Platelet transfusions in human infants

Current management protocols in human NEC emphasize careful monitoring of thrombocytopenia and aggressive treatment with platelet transfusions if needed, because of the risk of life-threatening hemorrhagic complications in these patients (58–70). Most platelet transfusions in the NICU are administered prophylactically to correct platelet counts, not actual bleeding, and data on the efficacy and safety of these transfusions remain scant. In the United States, transfusion thresholds may be relatively liberal compared to those in Europe, and nearly 50% of ELBW infants may receive ≥1 platelet transfusions during their hospital stay (65). An automatized audit system showed that 60% of all platelet transfusions were given outside of established guidelines, mostly at platelet counts higher than recommended (71).

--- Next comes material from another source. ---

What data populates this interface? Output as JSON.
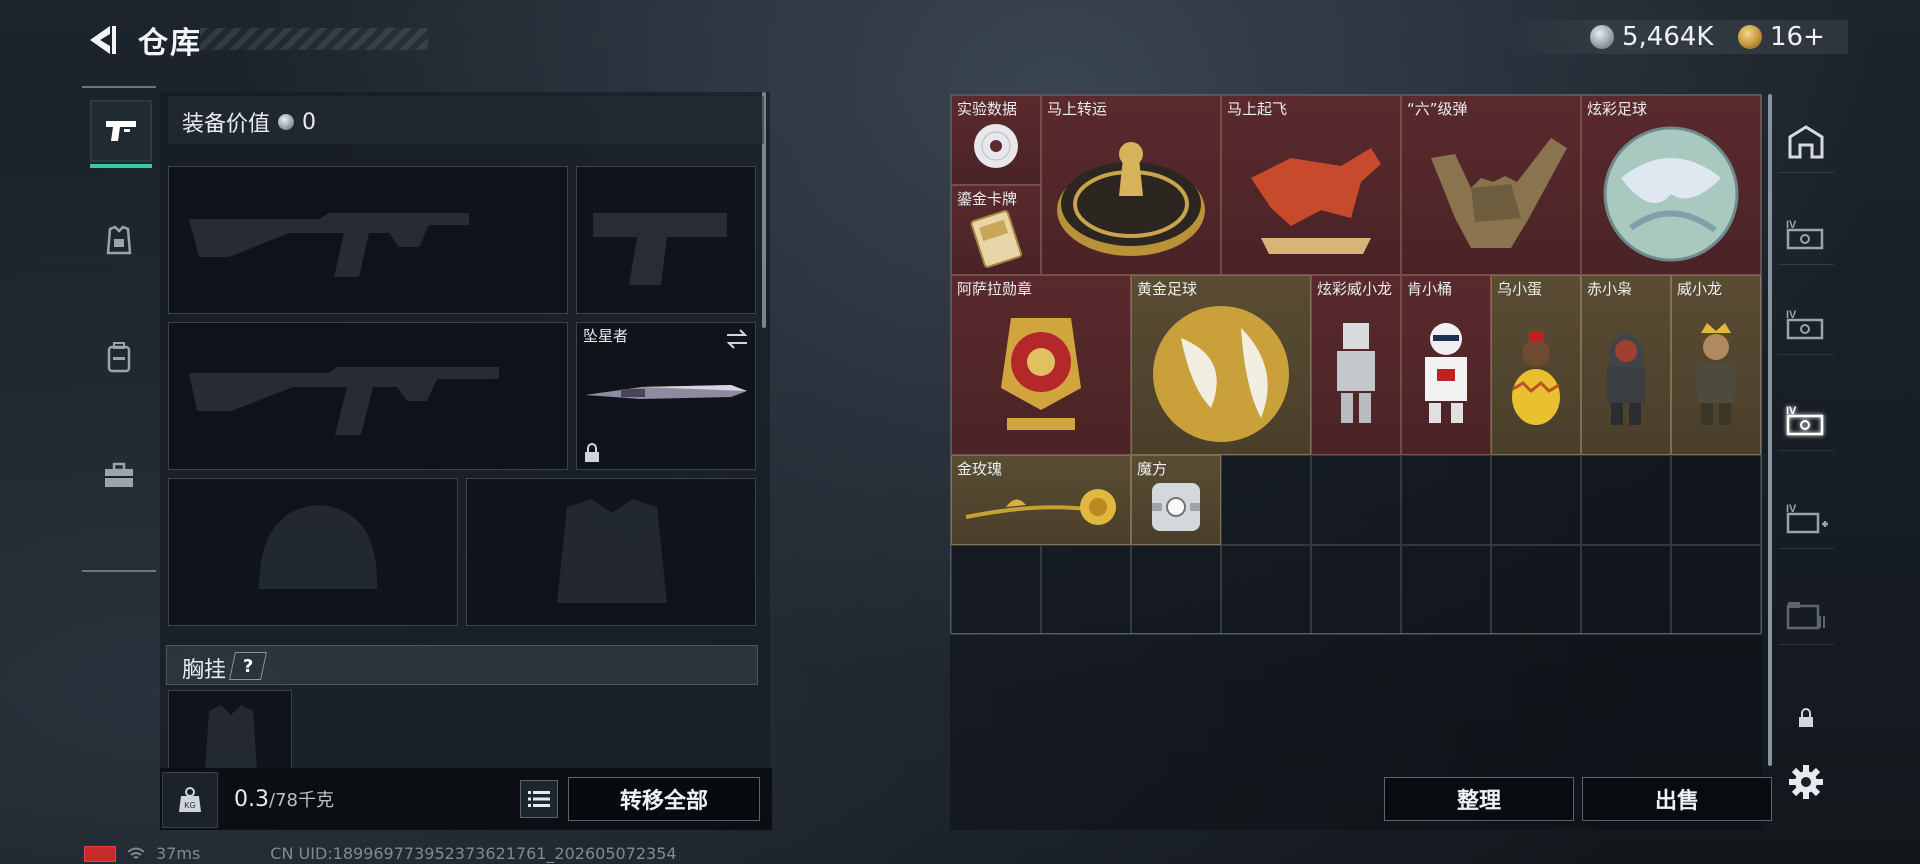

There is some evidence linking platelet transfusions with adverse outcomes in NEC. Baer et al. (61, 72, 73) and Garcia et al. (74) showed that the number of platelet transfusions predicted mortality in infants with diagnosis of NEC. Kenton et al. (15, 75) noted that platelet transfusions predicted complications of NEC such as short bowel syndrome and cholestasis. Del Vecchio et al. (66) found an association between platelet transfusions and mortality in critically ill infants. Compared to infants who did not receive platelet transfusions, 1 platelet transfusion increased the relative risk of death by 10.4-fold, and >4 platelet transfusions increased it 29.9 times. The mechanism of these inferior outcomes, whether it represents direct harm from transfused platelets, or because these infants were sicker in the first place, is unclear (20, 61, 73). Sensitivity analysis on regression data suggested important effects of platelet transfusions on adverse outcomes (76). The evaluation of platelet transfusions remains difficult because of ethical concerns in withholding a potentially life-saving therapy from a critically ill infant. A few attempts sought to compare platelet transfusion practices with relatively conservative thresholds aiming to reduce platelet transfusions, but these efforts were only modestly ambitious with minor reductions in platelet transfusion thresholds (61). These studies were not adequately powered to answer these questions and showed no difference in outcomes (20, 73).

Recombinant peptides

Interleukin-11, Tpo, and Tpo-mimetic agents such as romiplostim and eltrombopag may not be useful in acute NEC (65, 77). Some of these peptides/growth factors could be used in selected infants with persistent thrombocytopenia in short bowel syndrome and cholestasis (77).

Summary

Thrombocytopenia is a common clinical finding in NEC, typically seen within 24–72 hours after developing NEC. The reduction in platelet counts is usually proportional to the severity and stage of NEC. The likely mechanism of this thrombocytopenia is the consumption of platelets in microthrombi formed in the intestinal microvasculature. Some neonates with severe NEC may also have concomitant suppression of the thrombopoietic response, resulting in prolonged thrombocytopenia. There is no consensus yet regarding the threshold for platelet transfusions in these infants with thrombocytopenia. There is a need for carefully designed studies to evaluate the safety and efficacy of platelet transfusions in NEC.